Aunque era la única que sabía los nombres y las direcciones de las familias que albergaban a los niños judíos, soportó la tortura y se negó a traicionar a sus colaboradores o a cualquiera de los niños ocultos. Le quebraron los pies y las piernas. Pero nadie pudo quebrar su voluntad. Fue sentenciada a muerte. Mientras esperaba la ejecución, un soldado alemán se la llevó para un “interrogatorio adicional”. Al salir, le gritó en polaco “¡Corra!” Al día siguiente halló su nombre en la lista de los polacos ejecutados. Los miembros de Zegota habían logrado detener la ejecución sobornando a los alemanes. Irena continuó trabajando con una identidad falsa.

En 1944, durante el Levantamiento de Varsovia, colocó sus listas en dos frascos de vidrio y los enterró en el jardín de su vecina para asegurarse que de llegarían a las manos indicadas si ella moría. Al finalizar la guerra, Irena misma los desenterró y le entregó las notas al Doctor Adolfo Berman, el primer presidente del Comité de salvamento de los judíos sobrevivientes. Lamentablemente la mayor parte de las familias de los niños había muerto en los campos de concentración nazis. En un principio los chicos que no tenían una familia adoptiva fueron cuidados en diferentes orfanatos y poco a poco se los envió a Palestina.

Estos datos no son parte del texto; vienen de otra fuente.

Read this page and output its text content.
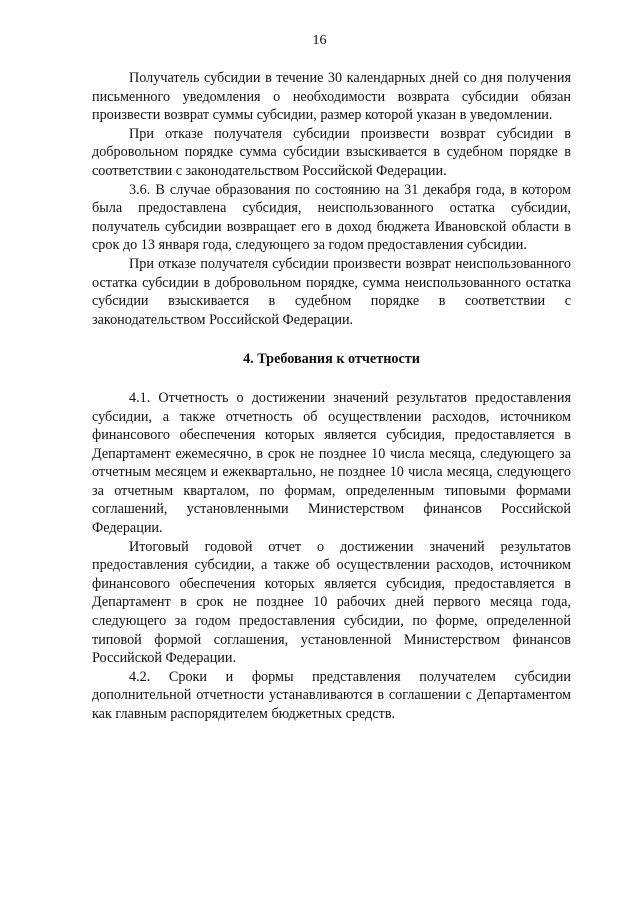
16

Получатель субсидии в течение 30 календарных дней со дня получения письменного уведомления о необходимости возврата субсидии обязан произвести возврат суммы субсидии, размер которой указан в уведомлении.

При отказе получателя субсидии произвести возврат субсидии в добровольном порядке сумма субсидии взыскивается в судебном порядке в соответствии с законодательством Российской Федерации.

3.6. В случае образования по состоянию на 31 декабря года, в котором была предоставлена субсидия, неиспользованного остатка субсидии, получатель субсидии возвращает его в доход бюджета Ивановской области в срок до 13 января года, следующего за годом предоставления субсидии.

При отказе получателя субсидии произвести возврат неиспользованного остатка субсидии в добровольном порядке, сумма неиспользованного остатка субсидии взыскивается в судебном порядке в соответствии с законодательством Российской Федерации.

4. Требования к отчетности

4.1. Отчетность о достижении значений результатов предоставления субсидии, а также отчетность об осуществлении расходов, источником финансового обеспечения которых является субсидия, предоставляется в Департамент ежемесячно, в срок не позднее 10 числа месяца, следующего за отчетным месяцем и ежеквартально, не позднее 10 числа месяца, следующего за отчетным кварталом, по формам, определенным типовыми формами соглашений, установленными Министерством финансов Российской Федерации.

Итоговый годовой отчет о достижении значений результатов предоставления субсидии, а также об осуществлении расходов, источником финансового обеспечения которых является субсидия, предоставляется в Департамент в срок не позднее 10 рабочих дней первого месяца года, следующего за годом предоставления субсидии, по форме, определенной типовой формой соглашения, установленной Министерством финансов Российской Федерации.

4.2. Сроки и формы представления получателем субсидии дополнительной отчетности устанавливаются в соглашении с Департаментом как главным распорядителем бюджетных средств.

Los niños sólo conocían a Irena sólo por su nombre clave “Jolanta”. Pero años más tarde cuando su foto salió en un periódico luego de ser premiada por sus acciones humanitarias durante la guerra, un hombre, un pintor, la llamó por teléfono y le dijo: “Recuerdo su cara. usted es quien me sacó del Gueto.” Y así comenzó a recibir muchos llamados y reconocimientos.

En 1965 la organización Yad Vashem en Jerusalén le otorgó el título de Justa entre las Naciones y se la nombró ciudadana honoraria de Israel.

En noviembre de 2003 el Presidente de la República, Aleksander Kwasniewski, le otorgó la más alta distinción civil de Polonia: la Orden del Águila Blanca. Irena fue acompañada por sus familiares y por Elzbieta Ficowska, una de las niñas salvadas, “la niña de la cuchara de plata”, pero esta es otra historia.